Ripe blueberries

Blueberries are a beloved berry that can be grown in home gardens. However, certain plants should be avoided when planting blueberries as they can inhibit growth and reduce yields. Knowing what not to plant next to blueberries is key to ensuring a thriving blueberry patch.

Why Companion Planting Matters for Blueberries

Companion planting refers to strategic planting combinations that benefit or protect one another. The right companion plants near blueberries can:

Improve pollination

Protect from pests

Enhance flavor

Increase yields

Help conserve water

On the other hand, unsuitable companion plants can stunt growth, reduce berry production, or even kill blueberry bushes. By avoiding these incompatible plants, your blueberries will do better.

Blueberries

Plants to Avoid Next to Blueberries

Here are some types of plants that should NOT be planted next to blueberries:

Tomatoes

Never plant tomatoes near blueberries. Tomatoes excrete chemicals through their roots that prevent proper growth and flowering of blueberry plants. Tomatoes and blueberries are completely incompatible.

Peppers & Eggplants

Like tomatoes, peppers and eggplants also do not make good companion plants for blueberries. They are close relatives of tomatoes and can inhibit blueberry growth.

Potatoes

Potatoes should also be kept far away from blueberry bushes. They may harbor pests like rootworms that can damage blueberry root systems. Potatoes and blueberries should be on opposite sides of the garden.

Cabbage Family Plants

Plants in the brassica family like cabbage, kale, broccoli, cauliflower, etc. should not neighbor blueberries. They can encourage clubroot fungal disease.

Beans & Peas

Beans and peas are commonly thought to inhibit blueberry growth due to decomposing nitrogen in their roots. It’s best to keep them separate.

Grass

Letting grass grow around blueberry bushes will rob them of nutrients, water, and space. Grass competes aggressively with blueberry root systems.

Grass

Invasive Weeds

Invasive weeds like bindweed, thistle, and knotweed can quickly overwhelm young blueberry plants. Don’t let them get established close to your blueberries.

Walnuts & Pines

Walnut trees and evergreens like pine trees release chemicals harmful to blueberries from their roots or leaves. Avoid planting them together.

Fast-Growing Shrubs

Fast-growing shrubs will shade out blueberries and steal resources. Rose bushes, currants, honeysuckle and others are bad choices.

Tall Crops

Tall vegetable crops like corn, pole beans, trellised cucumbers, etc. will cast too much shade on blueberries.

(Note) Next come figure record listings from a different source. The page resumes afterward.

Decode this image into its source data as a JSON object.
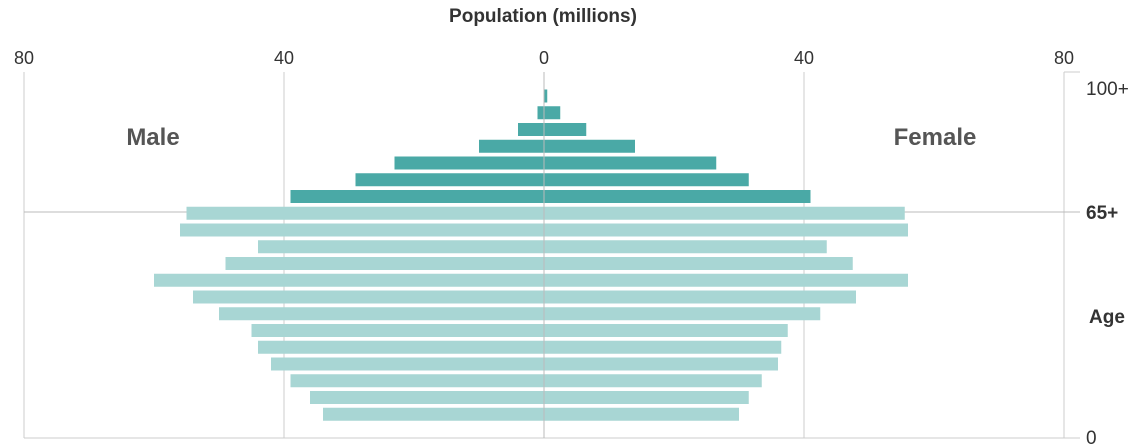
{
  "chart_data": {
    "type": "bar",
    "title": "Population (millions)",
    "orientation": "horizontal-pyramid",
    "x_ticks": [
      "80",
      "40",
      "0",
      "40",
      "80"
    ],
    "x_range": [
      -80,
      80
    ],
    "y_label": "Age",
    "age_ticks": [
      {
        "label": "100+",
        "bold": false
      },
      {
        "label": "65+",
        "bold": true
      },
      {
        "label": "Age",
        "bold": true
      },
      {
        "label": "0",
        "bold": false
      }
    ],
    "groups": {
      "male": "Male",
      "female": "Female"
    },
    "colors": {
      "over65": "#4aa9a6",
      "under65": "#a8d6d4",
      "grid": "#cccccc",
      "reference": "#bbbbbb"
    },
    "series": [
      {
        "name": "Male",
        "values": [
          0,
          1,
          4,
          10,
          23,
          29,
          39,
          55,
          56,
          44,
          49,
          60,
          54,
          50,
          45,
          44,
          42,
          39,
          36,
          34
        ]
      },
      {
        "name": "Female",
        "values": [
          0.5,
          2.5,
          6.5,
          14,
          26.5,
          31.5,
          41,
          55.5,
          56,
          43.5,
          47.5,
          56,
          48,
          42.5,
          37.5,
          36.5,
          36,
          33.5,
          31.5,
          30
        ]
      }
    ]
  }
}
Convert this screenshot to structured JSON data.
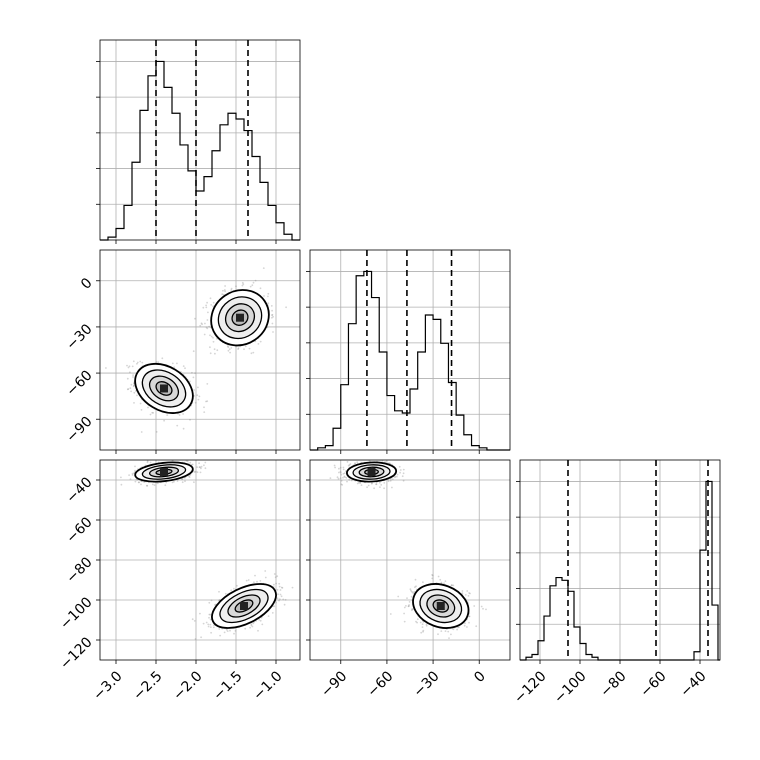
{
  "chart_data": {
    "type": "corner",
    "parameters": 3,
    "grid": true,
    "style": {
      "ink": "#000000",
      "grid": "#b0b0b0",
      "scatter": "#888888",
      "background": "#ffffff"
    },
    "axes": [
      {
        "range": [
          -3.2,
          -0.7
        ],
        "ticks": [
          -3.0,
          -2.5,
          -2.0,
          -1.5,
          -1.0
        ],
        "tick_labels": [
          "−3.0",
          "−2.5",
          "−2.0",
          "−1.5",
          "−1.0"
        ],
        "quantiles": [
          -2.5,
          -2.0,
          -1.35
        ]
      },
      {
        "range": [
          -110,
          20
        ],
        "ticks": [
          -90,
          -60,
          -30,
          0
        ],
        "tick_labels": [
          "−90",
          "−60",
          "−30",
          "0"
        ],
        "quantiles": [
          -73,
          -47,
          -18
        ]
      },
      {
        "range": [
          -130,
          -30
        ],
        "ticks": [
          -120,
          -100,
          -80,
          -60,
          -40
        ],
        "tick_labels": [
          "−120",
          "−100",
          "−80",
          "−60",
          "−40"
        ],
        "quantiles": [
          -106,
          -62,
          -36
        ]
      }
    ],
    "histograms": [
      {
        "param": 0,
        "bin_edges": [
          -3.2,
          -3.1,
          -3.0,
          -2.9,
          -2.8,
          -2.7,
          -2.6,
          -2.5,
          -2.4,
          -2.3,
          -2.2,
          -2.1,
          -2.0,
          -1.9,
          -1.8,
          -1.7,
          -1.6,
          -1.5,
          -1.4,
          -1.3,
          -1.2,
          -1.1,
          -1.0,
          -0.9,
          -0.8,
          -0.7
        ],
        "counts": [
          0,
          1,
          4,
          12,
          27,
          45,
          57,
          62,
          53,
          44,
          33,
          24,
          17,
          22,
          31,
          40,
          44,
          42,
          38,
          29,
          20,
          12,
          6,
          2,
          0
        ]
      },
      {
        "param": 1,
        "bin_edges": [
          -110,
          -105,
          -100,
          -95,
          -90,
          -85,
          -80,
          -75,
          -70,
          -65,
          -60,
          -55,
          -50,
          -45,
          -40,
          -35,
          -30,
          -25,
          -20,
          -15,
          -10,
          -5,
          0,
          5,
          10,
          15,
          20
        ],
        "counts": [
          0,
          1,
          2,
          10,
          30,
          58,
          80,
          82,
          70,
          45,
          25,
          18,
          17,
          28,
          45,
          62,
          60,
          49,
          31,
          16,
          7,
          2,
          1,
          0,
          0,
          0
        ]
      },
      {
        "param": 2,
        "bin_edges": [
          -130,
          -127,
          -124,
          -121,
          -118,
          -115,
          -112,
          -109,
          -106,
          -103,
          -100,
          -97,
          -94,
          -91,
          -88,
          -85,
          -82,
          -79,
          -76,
          -73,
          -70,
          -67,
          -64,
          -61,
          -58,
          -55,
          -52,
          -49,
          -46,
          -43,
          -40,
          -37,
          -34,
          -31,
          -30
        ],
        "counts": [
          0,
          1,
          2,
          7,
          16,
          27,
          30,
          29,
          25,
          12,
          6,
          2,
          1,
          0,
          0,
          0,
          0,
          0,
          0,
          0,
          0,
          0,
          0,
          0,
          0,
          0,
          0,
          0,
          0,
          3,
          40,
          65,
          20,
          0
        ]
      }
    ],
    "pairs": [
      {
        "x_param": 0,
        "y_param": 1,
        "clusters": [
          {
            "mean": [
              -2.4,
              -70
            ],
            "std": [
              0.18,
              8
            ],
            "corr": -0.3,
            "weight": 0.5
          },
          {
            "mean": [
              -1.45,
              -24
            ],
            "std": [
              0.18,
              9
            ],
            "corr": 0.1,
            "weight": 0.5
          }
        ]
      },
      {
        "x_param": 0,
        "y_param": 2,
        "clusters": [
          {
            "mean": [
              -2.4,
              -36
            ],
            "std": [
              0.18,
              2.4
            ],
            "corr": 0.3,
            "weight": 0.5
          },
          {
            "mean": [
              -1.4,
              -103
            ],
            "std": [
              0.2,
              5.5
            ],
            "corr": 0.5,
            "weight": 0.5
          }
        ]
      },
      {
        "x_param": 1,
        "y_param": 2,
        "clusters": [
          {
            "mean": [
              -70,
              -36
            ],
            "std": [
              8,
              2.4
            ],
            "corr": 0.1,
            "weight": 0.5
          },
          {
            "mean": [
              -25,
              -103
            ],
            "std": [
              9,
              5.5
            ],
            "corr": -0.2,
            "weight": 0.5
          }
        ]
      }
    ]
  }
}
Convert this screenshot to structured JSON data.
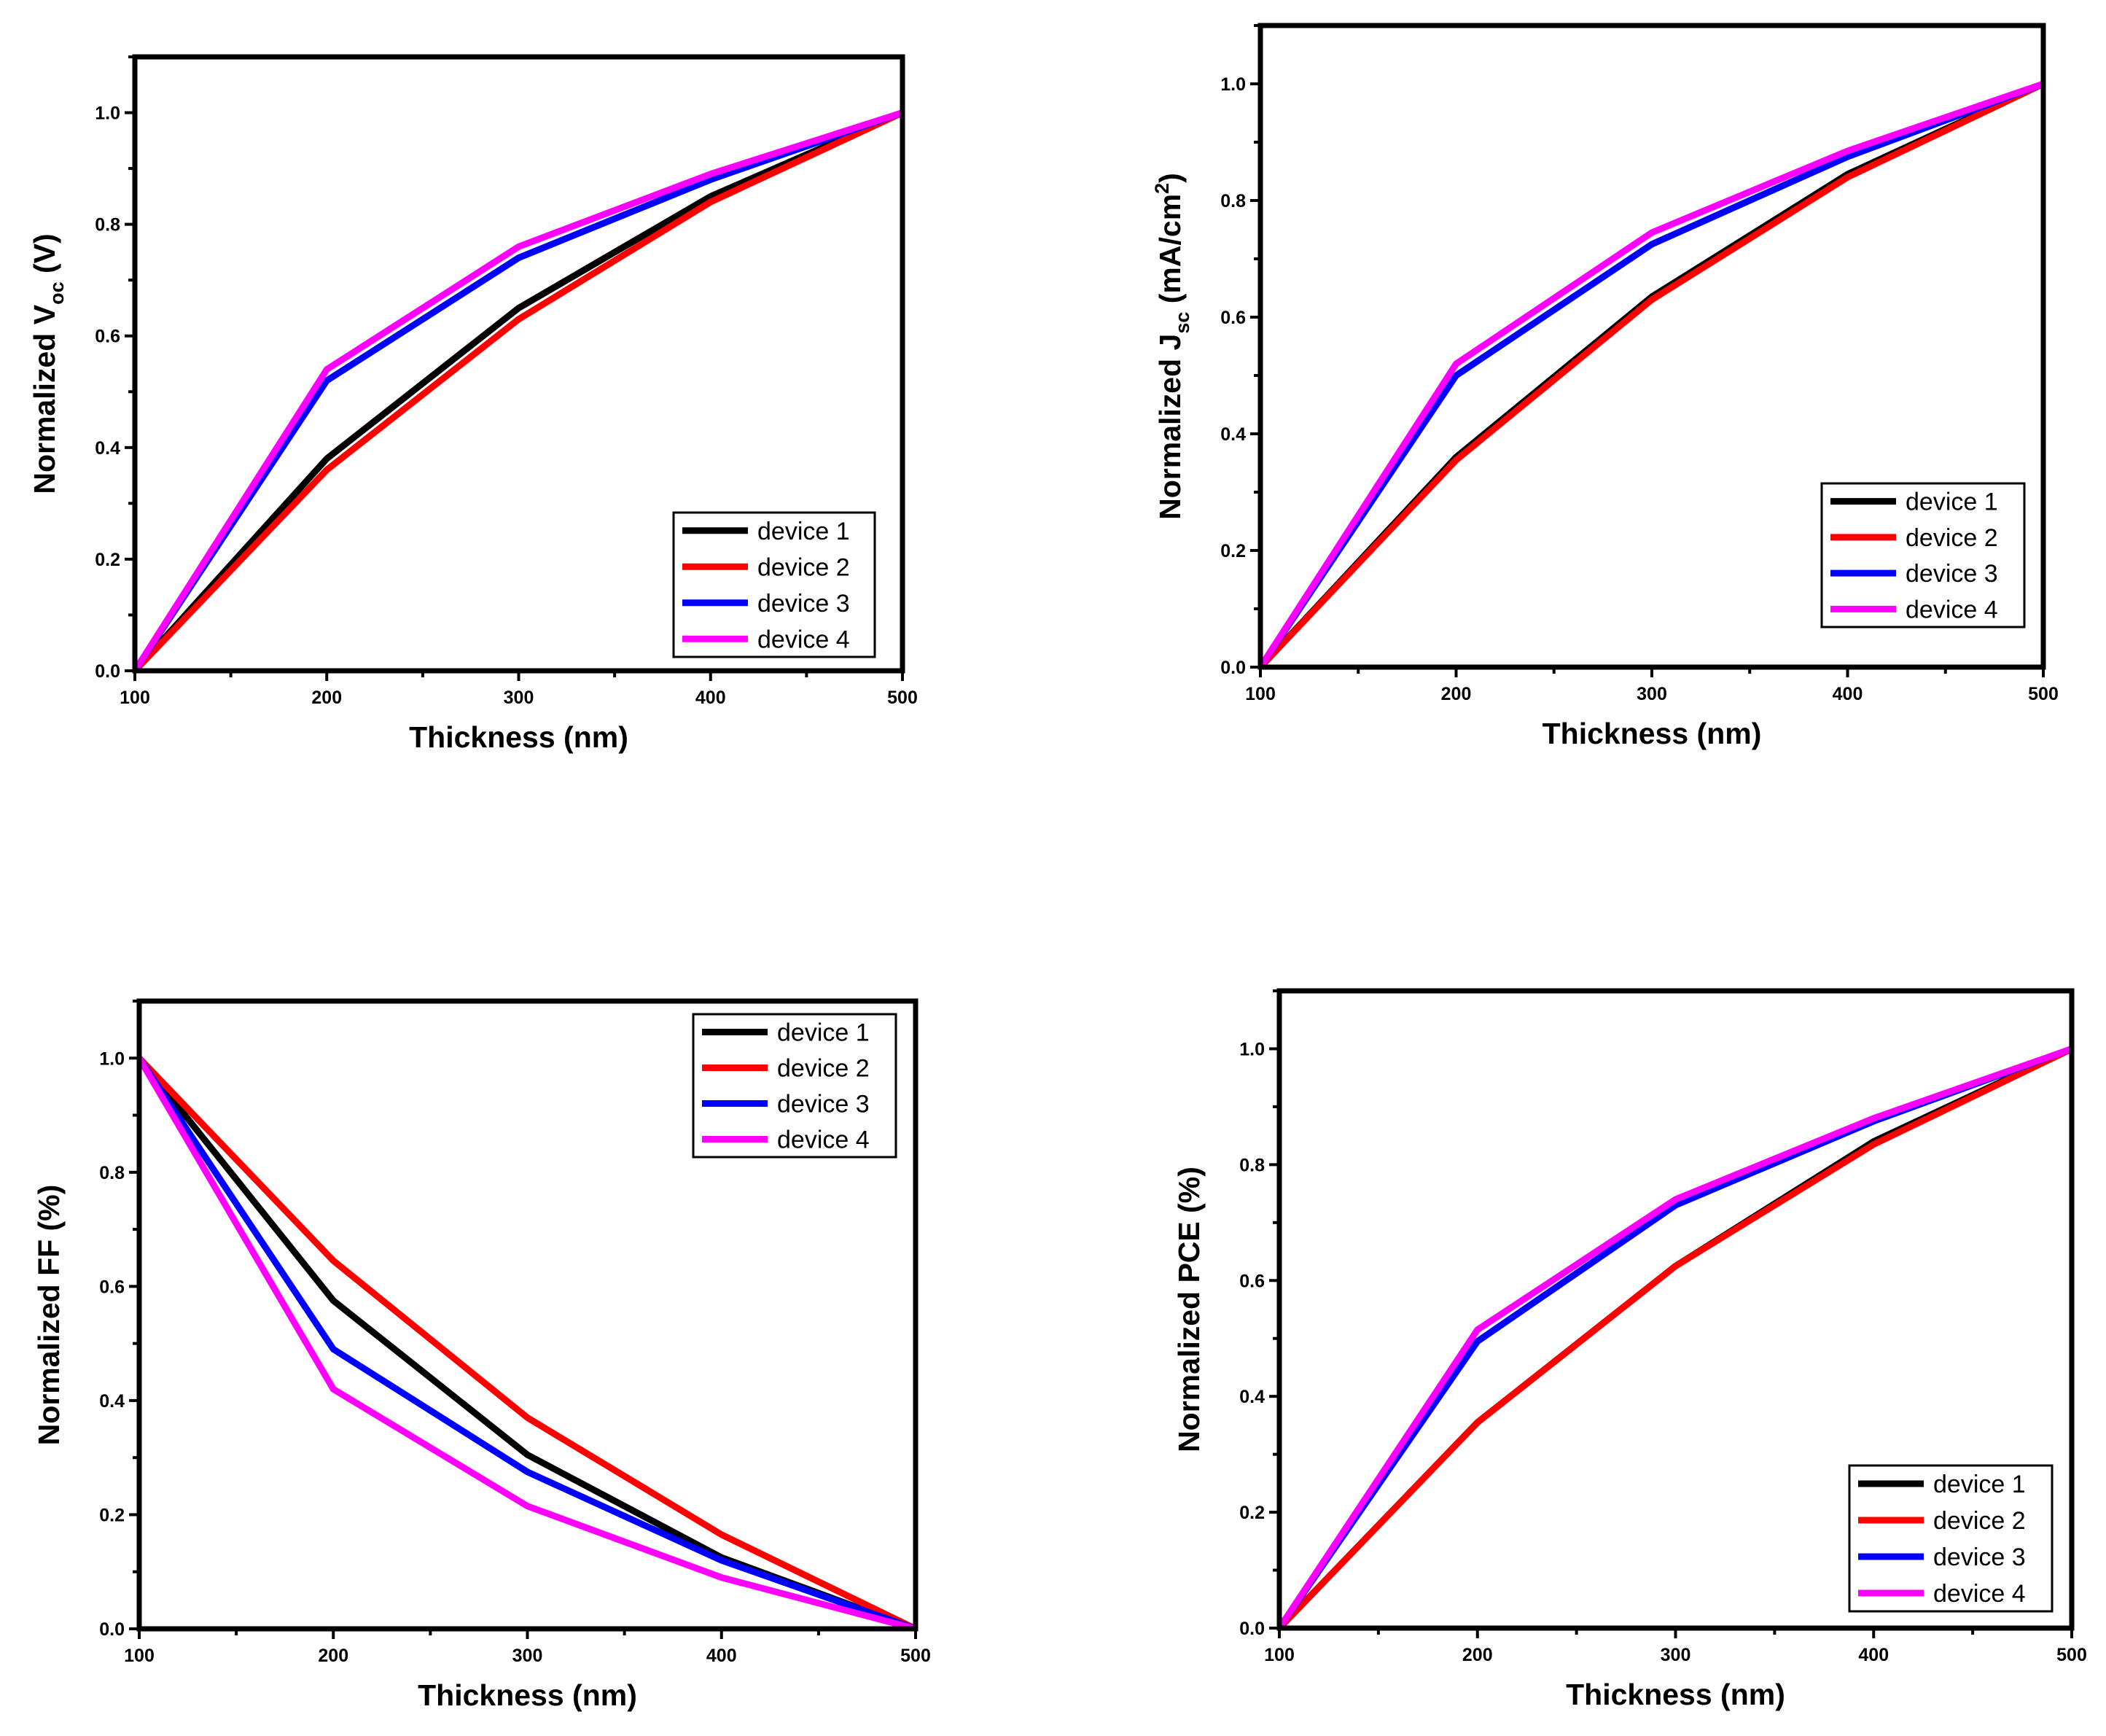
{
  "chart_data": [
    {
      "type": "line",
      "id": "voc",
      "title": "",
      "xlabel": "Thickness (nm)",
      "ylabel": "Normalized V",
      "ylabel_sub": "oc",
      "ylabel_suffix": " (V)",
      "x": [
        100,
        200,
        300,
        400,
        500
      ],
      "xlim": [
        100,
        500
      ],
      "ylim": [
        0,
        1.1
      ],
      "xticks": [
        "100",
        "200",
        "300",
        "400",
        "500"
      ],
      "yticks": [
        "0.0",
        "0.2",
        "0.4",
        "0.6",
        "0.8",
        "1.0"
      ],
      "legend_position": "bottom-right",
      "series": [
        {
          "name": "device 1",
          "color": "#000000",
          "values": [
            0.0,
            0.38,
            0.65,
            0.85,
            1.0
          ]
        },
        {
          "name": "device 2",
          "color": "#ff0000",
          "values": [
            0.0,
            0.36,
            0.63,
            0.84,
            1.0
          ]
        },
        {
          "name": "device 3",
          "color": "#0000ff",
          "values": [
            0.0,
            0.52,
            0.74,
            0.88,
            1.0
          ]
        },
        {
          "name": "device 4",
          "color": "#ff00ff",
          "values": [
            0.0,
            0.54,
            0.76,
            0.89,
            1.0
          ]
        }
      ]
    },
    {
      "type": "line",
      "id": "jsc",
      "title": "",
      "xlabel": "Thickness (nm)",
      "ylabel": "Normalized J",
      "ylabel_sub": "sc",
      "ylabel_suffix": " (mA/cm",
      "ylabel_sup": "2",
      "ylabel_end": ")",
      "x": [
        100,
        200,
        300,
        400,
        500
      ],
      "xlim": [
        100,
        500
      ],
      "ylim": [
        0,
        1.1
      ],
      "xticks": [
        "100",
        "200",
        "300",
        "400",
        "500"
      ],
      "yticks": [
        "0.0",
        "0.2",
        "0.4",
        "0.6",
        "0.8",
        "1.0"
      ],
      "legend_position": "bottom-right",
      "series": [
        {
          "name": "device 1",
          "color": "#000000",
          "values": [
            0.0,
            0.36,
            0.635,
            0.845,
            1.0
          ]
        },
        {
          "name": "device 2",
          "color": "#ff0000",
          "values": [
            0.0,
            0.355,
            0.63,
            0.84,
            1.0
          ]
        },
        {
          "name": "device 3",
          "color": "#0000ff",
          "values": [
            0.0,
            0.5,
            0.725,
            0.875,
            1.0
          ]
        },
        {
          "name": "device 4",
          "color": "#ff00ff",
          "values": [
            0.0,
            0.52,
            0.745,
            0.885,
            1.0
          ]
        }
      ]
    },
    {
      "type": "line",
      "id": "ff",
      "title": "",
      "xlabel": "Thickness (nm)",
      "ylabel": "Normalized FF (%)",
      "x": [
        100,
        200,
        300,
        400,
        500
      ],
      "xlim": [
        100,
        500
      ],
      "ylim": [
        0,
        1.1
      ],
      "xticks": [
        "100",
        "200",
        "300",
        "400",
        "500"
      ],
      "yticks": [
        "0.0",
        "0.2",
        "0.4",
        "0.6",
        "0.8",
        "1.0"
      ],
      "legend_position": "top-right",
      "series": [
        {
          "name": "device 1",
          "color": "#000000",
          "values": [
            1.0,
            0.575,
            0.305,
            0.125,
            0.0
          ]
        },
        {
          "name": "device 2",
          "color": "#ff0000",
          "values": [
            1.0,
            0.645,
            0.37,
            0.165,
            0.0
          ]
        },
        {
          "name": "device 3",
          "color": "#0000ff",
          "values": [
            1.0,
            0.49,
            0.275,
            0.12,
            0.0
          ]
        },
        {
          "name": "device 4",
          "color": "#ff00ff",
          "values": [
            1.0,
            0.42,
            0.215,
            0.09,
            0.0
          ]
        }
      ]
    },
    {
      "type": "line",
      "id": "pce",
      "title": "",
      "xlabel": "Thickness (nm)",
      "ylabel": "Normalized PCE (%)",
      "x": [
        100,
        200,
        300,
        400,
        500
      ],
      "xlim": [
        100,
        500
      ],
      "ylim": [
        0,
        1.1
      ],
      "xticks": [
        "100",
        "200",
        "300",
        "400",
        "500"
      ],
      "yticks": [
        "0.0",
        "0.2",
        "0.4",
        "0.6",
        "0.8",
        "1.0"
      ],
      "legend_position": "bottom-right",
      "series": [
        {
          "name": "device 1",
          "color": "#000000",
          "values": [
            0.0,
            0.355,
            0.625,
            0.84,
            1.0
          ]
        },
        {
          "name": "device 2",
          "color": "#ff0000",
          "values": [
            0.0,
            0.355,
            0.625,
            0.835,
            1.0
          ]
        },
        {
          "name": "device 3",
          "color": "#0000ff",
          "values": [
            0.0,
            0.495,
            0.73,
            0.875,
            1.0
          ]
        },
        {
          "name": "device 4",
          "color": "#ff00ff",
          "values": [
            0.0,
            0.515,
            0.74,
            0.88,
            1.0
          ]
        }
      ]
    }
  ]
}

Best Companion Plants for Blueberries

While certain plants are detrimental, other companion plants are very beneficial for blueberries. Some great choices include:

  • Flowering shrubs like rhododendron & azalea
  • Other berry bushes like raspberry & blackberry
  • Herbs like thyme, rosemary & lavender
  • Marigolds and nasturtiums
  • Mulch plants like strawberries & bush clover

These plants help attract pollinators, improve soil health, or repel pests. Interplanting them with blueberries boosts the health and productivity of your blueberry patch.

Planting Tips for Healthy Blueberries

Follow these tips for planting blueberries successfully:

  1. Amend soil with compost to lower pH
  2. Space bushes 3-5 feet apart
  3. Weed regularly and mulch well
  4. Water 1-2 inches per week
  5. Fertilize in early spring and mid-fall
  6. Prune annually for better growth

Group together at least two different blueberry varieties for cross-pollination.

Conclusion

Avoiding incompatible plants is just as important as choosing the right companion plants for blueberries. Keep tomatoes, peppers, potatoes, beans, grass, invasive weeds and more far away from your blueberries. Use flowering shrubs, beneficial berries, herbs and pollinator-friendly plants as productive companions. With smart companion planting, your blueberry harvest will be bountiful.